– Ритуал? Почему ты так решила? – Кац подался к ней еще ближе – в ресторане становилось шумно.
– Вторую жертву нашли в пещере, на каменном выступе, защищенном от возможных потоков воды. Она лежала на спине под большим сталагмитом, головой на камне, как на подушке, руки были скрещены на груди.
Кристина выложила на стол перед психиатром фотографии каменного выступа в полу пещеры и огромного сталагмита, под которым тело лежало, пока его не увезла полиция штата. Еще на одном снимке место, где нашли тело, было обведено мелом.

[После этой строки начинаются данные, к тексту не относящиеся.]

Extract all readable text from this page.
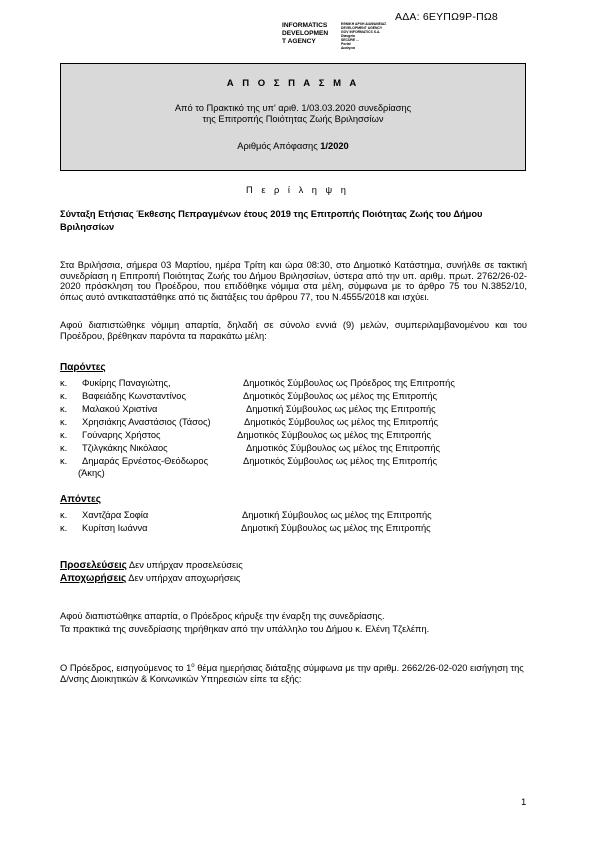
ΑΔΑ: 6ΕΥΠΩ9Ρ-ΠΩ8
INFORMATICS
DEVELOPMEN
T AGENCY
ΕΘΝΙΚΗ ΑΡΧΗ ΔΙΑΦΑΝΕΙΑΣ
DEVELOPMENT AGENCY
GOV INFORMATICS S.A.
Diavgeia
SECURE ...
Portal
Διαύγεια
Α Π Ο Σ Π Α Σ Μ Α
Από το Πρακτικό της υπ' αριθ. 1/03.03.2020 συνεδρίασης
της Επιτροπής Ποιότητας Ζωής Βριλησσίων
Αριθμός Απόφασης 1/2020
Π ε ρ ί λ η ψ η
Σύνταξη Ετήσιας Έκθεσης Πεπραγμένων έτους 2019 της Επιτροπής Ποιότητας Ζωής του Δήμου Βριλησσίων
Στα Βριλήσσια, σήμερα 03 Μαρτίου, ημέρα Τρίτη και ώρα 08:30, στο Δημοτικό Κατάστημα, συνήλθε σε τακτική συνεδρίαση η Επιτροπή Ποιότητας Ζωής του Δήμου Βριλησσίων, ύστερα από την υπ. αριθμ. πρωτ. 2762/26-02-2020 πρόσκληση του Προέδρου, που επιδόθηκε νόμιμα στα μέλη, σύμφωνα με το άρθρο 75 του Ν.3852/10, όπως αυτό αντικαταστάθηκε από τις διατάξεις του άρθρου 77, του Ν.4555/2018 και ισχύει.
Αφού διαπιστώθηκε νόμιμη απαρτία, δηλαδή σε σύνολο εννιά (9) μελών, συμπεριλαμβανομένου και του Προέδρου, βρέθηκαν παρόντα τα παρακάτω μέλη:
Παρόντες
κ. Φυκίρης Παναγιώτης,	Δημοτικός Σύμβουλος ως Πρόεδρος της Επιτροπής
κ. Βαφειάδης Κωνσταντίνος	Δημοτικός Σύμβουλος ως μέλος της Επιτροπής
κ. Μαλακού Χριστίνα	Δημοτική Σύμβουλος ως μέλος της Επιτροπής
κ. Χρησιάκης Αναστάσιος (Τάσος)	Δημοτικός Σύμβουλος ως μέλος της Επιτροπής
κ. Γούναρης Χρήστος	Δημοτικός Σύμβουλος ως μέλος της Επιτροπής
κ. Τζιλγκάκης Νικόλαος	Δημοτικός Σύμβουλος ως μέλος της Επιτροπής
κ. Δημαράς Ερνέστος-Θεόδωρος	Δημοτικός Σύμβουλος ως μέλος της Επιτροπής
(Άκης)
Απόντες
κ. Χαντζάρα Σοφία	Δημοτική Σύμβουλος ως μέλος της Επιτροπής
κ. Κυρίτση Ιωάννα	Δημοτική Σύμβουλος ως μέλος της Επιτροπής
Προσελεύσεις Δεν υπήρχαν προσελεύσεις
Αποχωρήσεις Δεν υπήρχαν αποχωρήσεις
Αφού διαπιστώθηκε απαρτία, ο Πρόεδρος κήρυξε την έναρξη της συνεδρίασης.
Τα πρακτικά της συνεδρίασης τηρήθηκαν από την υπάλληλο του Δήμου κ. Ελένη Τζελέπη.
Ο Πρόεδρος, εισηγούμενος το $1^o$ θέμα ημερήσιας διάταξης σύμφωνα με την αριθμ. 2662/26-02-020 εισήγηση της Δ/νσης Διοικητικών & Κοινωνικών Υπηρεσιών είπε τα εξής:
1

Кац изучал фотографии, грызя кончик видавшей виды шариковой ручки. Официантка принесла сэндвичи. Густой запах жирного красного мяса отвлек Кристину от размышлений. Она откусила кусок сэндвича и запила его чаем со льдом.
Кац поднес ко рту салфетку и выплюнул в нее огрызок синего пластика, по-прежнему не отрываясь от фотографий.
– Так что же это за убийца, доктор? Который не совершает насилия над телами, но делает все возможное, чтобы спрятать их, который не оставляет после себя ничего, кроме случайных отпечатков обуви?
– Мотивы убийц-асексуалов, как правило, очевидны. – Кац энергично потер переносицу. – Может быть, он импотент. Но исключать сексуальную мотивацию все же не стоит; тут присутствует скрытая сексуальность, на что указывает склонность убийцы придавать мертвому телу определенное положение.
Кристина с трудом представляла себе работу темного ума убийцы, но то, что он затаскивает своих жертв в пещеры, и способ применения яда уже многое говорили о его характере.
– Мужчина не может завершить половой акт и вместо этого травит своих жертв, вы это хотите сказать?
– Не исключено. По крайней мере, ничего невозможного я тут не вижу. – Кац тоже взялся за толстый сэндвич, зажав его в обеих руках. – Убийцы-асексуалы, особенно импотенты, – продолжал Кац, – нередко страдают от глубоко укоренившейся ярости. Как правило, их ярость – это результат чьей-то агрессии, которую они испытали в детстве; став взрослыми, они переносят ее на того, кому не повезло оказаться рядом с ними, – например, на женщину или девушек, как в данном случае.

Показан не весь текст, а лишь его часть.